Prefect 2.6 is slower than previous versions for deploying

I’m noticing that after upgrading to prefect 2.6 my deployments started getting slower, taking well over 60min to complete (usually finish in 3min).

It might be that I’m deploying things in a wrong way, so I’ll first describe my setup. I have a powerful machine running centos 7 and anaconda. I have a conda environment for prefect, running python 3.7.9, under prefect username. There is also an instance of minio for storage. Prefect Orion is run using systemd, with the following in the ExecStart: conda run -n ams-prefect prefect orion start --host --port 4200 --analytics-off --scheduler.

On my laptop, I have a repository with the code, where I heavily utilize Deployment.build_from_flow(..., apply=True,). I have a deployments/ file, where I essentially have this:


Then, to deploy, I just run python deployments from my command line. And this now started taking extensively long times :frowning: Am I doing something wrong? How can I debug this issue? I tried looking at the logs, but there aren’t any (at least sudo journalctl -u prefect-orion doesn’t show anything useful).

great writeup! I believe the issue with the slow build might be because Prefect attempts to upload files to remote storage by default, can you try passing skip_upload=True?

I’ve checked Monitoring on minio and it seems that prefect is uploading the same version of files over and over again, for each Deployment.build_from_flow call. Since my agents are on a different machine, I need the remote storage (if I understand correctly how the system works?).

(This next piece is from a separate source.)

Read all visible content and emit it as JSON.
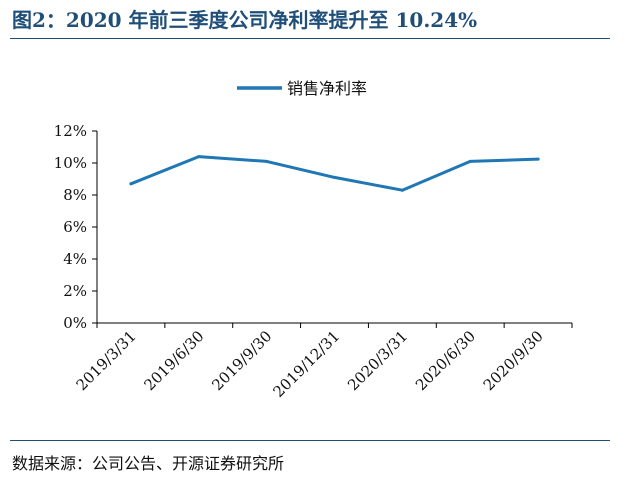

Setting skip_upload=True for all calls results in much faster full deployment (22s vs 90min). Setting skip_upload=True for all but one call results also in faster full deployment (29s).

that’s intentional - if you like a different behavior, check out this CI/CD example

Will take a look, thanks!

Now when I understand how code is stored, may I suggest an improvement: instead of storing everything and overwriting, it would be nice if prefect would compute a hash of the content it uploads. Then, instead of storing under bucket/project/... it stores the code under bucket/project/<hash>/.... If the hash already exists, no need to re-upload. The benefit of this approach is that jobs can link to the actual code that was executed.